The shows are run like any other show in many respects. All of the dogs in the same class come in to the ring at the same time. The dogs are examed individually (teeth, etc.) and gaited both individually and together as a class. The class is then ranked by the judge and written critques are given. The winners of the classes are brought back into the ring to compete for Best of Breed and any other Best of Awards.

The dogs are expected to stack, have their teeth looked at, and any other parts the judge wants to go over. They need to be able to gait in a straight line, both down and back and around for judgeing movement. The dogs are then brought near the judge's table for the written critique.

The Missouri shows are held at Purina Farms in St. Louis.


----------



## gagsd (Apr 24, 2003)

Should they free-stack or do you (the handler) stack them?
Also, do the shows have a bias toward type? or does each type get a fair eval?
I am considering going to the Perry, Ga shows next month. It sounds like fun, but I do not want to waste my time and money by having the wrong type, or by not knowing what I am doing
Mary


----------



## Andaka (Jun 29, 2003)

> Quote:Should they free-stack or do you (the handler) stack them?
> Also, do the shows have a bias toward type? or does each type get a fair eval?


Any type of stacking is acceptable. I have been to shows where the bias was toward German style dogs and I have been to shows where the bias was toward American style dogs. They do primarily use AKC/CKC judges, but they are all-breed judges and the rings are usually the size seen at AKC all-breed shows.

Do you know who the judges are?


----------



## gagsd (Apr 24, 2003)

Here are the listed judges....
Dr. Don Jones - USA 
Mrs. Lenora Riddle - USA 
Ms. Jane Roppolo - USA 
Mr. Thomas Nesbitt - CAN 
Mr. David Swartwood - CAN

And it is in Conyers, not Perry.


----------



## Andaka (Jun 29, 2003)

> Originally Posted By: gagsd_pup1Here are the listed judges....
> Dr. Don Jones - USA
> Mrs. Lenora Riddle - USA
> Ms. Jane Roppolo - USA
> ...


Don Jones is a long time judge of GSD's -- considered somewhat of a specialty judge because his primary breed is GSD's, but he doesn't usally put up a really extreme dog. He liked my Kizzy (see the thread about American lines for her pictures).

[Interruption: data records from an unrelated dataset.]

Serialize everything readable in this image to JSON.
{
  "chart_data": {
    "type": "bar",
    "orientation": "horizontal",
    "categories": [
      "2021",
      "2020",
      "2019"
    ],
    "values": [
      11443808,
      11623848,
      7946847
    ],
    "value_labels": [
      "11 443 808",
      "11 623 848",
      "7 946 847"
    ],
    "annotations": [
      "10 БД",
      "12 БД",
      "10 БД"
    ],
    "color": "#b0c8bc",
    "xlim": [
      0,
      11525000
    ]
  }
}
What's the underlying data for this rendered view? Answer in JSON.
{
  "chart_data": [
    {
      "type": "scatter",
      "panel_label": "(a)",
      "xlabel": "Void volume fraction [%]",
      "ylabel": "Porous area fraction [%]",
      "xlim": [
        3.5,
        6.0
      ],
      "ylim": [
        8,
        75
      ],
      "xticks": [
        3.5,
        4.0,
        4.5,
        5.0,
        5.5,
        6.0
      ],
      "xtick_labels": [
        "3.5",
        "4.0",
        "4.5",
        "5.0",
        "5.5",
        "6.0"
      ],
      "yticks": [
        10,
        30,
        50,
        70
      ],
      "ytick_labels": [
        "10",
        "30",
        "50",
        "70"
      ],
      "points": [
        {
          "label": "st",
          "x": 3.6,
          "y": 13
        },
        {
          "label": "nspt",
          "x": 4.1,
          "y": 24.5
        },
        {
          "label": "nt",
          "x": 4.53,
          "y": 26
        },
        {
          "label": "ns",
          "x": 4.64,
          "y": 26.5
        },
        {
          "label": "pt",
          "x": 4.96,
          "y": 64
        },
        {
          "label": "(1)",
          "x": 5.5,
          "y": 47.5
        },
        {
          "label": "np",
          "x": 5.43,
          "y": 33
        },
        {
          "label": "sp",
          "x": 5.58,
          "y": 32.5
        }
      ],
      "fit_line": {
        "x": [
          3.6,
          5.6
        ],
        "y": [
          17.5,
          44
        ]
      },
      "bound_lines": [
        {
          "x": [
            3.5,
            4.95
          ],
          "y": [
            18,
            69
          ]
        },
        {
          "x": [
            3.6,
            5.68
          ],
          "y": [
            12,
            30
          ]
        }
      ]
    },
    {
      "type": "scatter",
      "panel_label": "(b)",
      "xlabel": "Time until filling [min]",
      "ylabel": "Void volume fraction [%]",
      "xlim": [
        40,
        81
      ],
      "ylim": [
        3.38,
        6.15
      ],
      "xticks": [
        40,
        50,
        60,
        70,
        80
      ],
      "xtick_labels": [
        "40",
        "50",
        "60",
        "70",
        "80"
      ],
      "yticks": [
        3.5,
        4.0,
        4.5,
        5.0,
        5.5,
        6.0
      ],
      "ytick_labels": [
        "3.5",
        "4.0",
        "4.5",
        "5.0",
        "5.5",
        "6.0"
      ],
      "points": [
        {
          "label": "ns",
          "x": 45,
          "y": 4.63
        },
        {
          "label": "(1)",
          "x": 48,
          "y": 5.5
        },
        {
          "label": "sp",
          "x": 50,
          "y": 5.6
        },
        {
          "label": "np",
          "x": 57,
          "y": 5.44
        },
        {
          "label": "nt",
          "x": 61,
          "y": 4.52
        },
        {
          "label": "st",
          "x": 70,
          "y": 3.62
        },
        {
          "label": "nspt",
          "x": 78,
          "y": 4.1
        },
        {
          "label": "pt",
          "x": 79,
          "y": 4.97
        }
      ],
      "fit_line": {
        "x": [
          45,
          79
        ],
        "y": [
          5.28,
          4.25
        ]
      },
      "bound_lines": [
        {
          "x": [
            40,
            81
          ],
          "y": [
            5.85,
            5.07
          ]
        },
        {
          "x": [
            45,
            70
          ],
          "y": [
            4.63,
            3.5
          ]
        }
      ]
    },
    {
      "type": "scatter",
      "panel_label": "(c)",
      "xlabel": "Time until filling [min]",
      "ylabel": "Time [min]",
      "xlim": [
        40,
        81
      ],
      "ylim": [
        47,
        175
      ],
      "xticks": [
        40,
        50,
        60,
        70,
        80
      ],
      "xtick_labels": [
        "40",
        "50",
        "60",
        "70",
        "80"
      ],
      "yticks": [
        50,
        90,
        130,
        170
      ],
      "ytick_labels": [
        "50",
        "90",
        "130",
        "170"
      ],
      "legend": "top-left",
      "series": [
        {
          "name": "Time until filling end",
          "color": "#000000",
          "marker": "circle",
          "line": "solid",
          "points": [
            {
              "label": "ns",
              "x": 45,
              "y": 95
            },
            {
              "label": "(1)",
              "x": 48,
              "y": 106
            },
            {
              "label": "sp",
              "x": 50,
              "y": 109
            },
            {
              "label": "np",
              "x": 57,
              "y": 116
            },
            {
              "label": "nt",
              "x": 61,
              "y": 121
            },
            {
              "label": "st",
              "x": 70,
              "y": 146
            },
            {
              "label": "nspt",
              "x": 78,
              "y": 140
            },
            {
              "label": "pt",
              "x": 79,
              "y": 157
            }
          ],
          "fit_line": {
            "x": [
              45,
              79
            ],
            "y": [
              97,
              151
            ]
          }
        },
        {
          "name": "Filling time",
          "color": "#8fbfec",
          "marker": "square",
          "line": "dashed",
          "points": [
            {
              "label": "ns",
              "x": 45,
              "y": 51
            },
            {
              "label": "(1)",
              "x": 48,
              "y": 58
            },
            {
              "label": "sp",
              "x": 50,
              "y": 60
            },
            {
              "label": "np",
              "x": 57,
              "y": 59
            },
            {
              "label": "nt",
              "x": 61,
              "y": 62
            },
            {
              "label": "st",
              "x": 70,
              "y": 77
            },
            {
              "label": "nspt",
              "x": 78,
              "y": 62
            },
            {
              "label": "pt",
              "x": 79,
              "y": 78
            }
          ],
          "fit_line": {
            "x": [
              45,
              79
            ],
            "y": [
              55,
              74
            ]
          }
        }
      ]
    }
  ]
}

Lenora Riddle is a former handler turned judge many years ago. She is one of the few all-breed judges that performs a loose lead temperament test in the ring. She tends to like big bone, smaller size, moderate angulation.

I am not familiar with the other 3 judges. Good luck with whatever you decide to do.


----------



## GranvilleGSD (Mar 28, 2007)

So, are these the shows then where you would earn the Int. CH title?


----------



## Andaka (Jun 29, 2003)

Yes. Although I haven't been for years, I used to enjoy them as it gave me a chance to show off my own dogs instead of needing a handler.


----------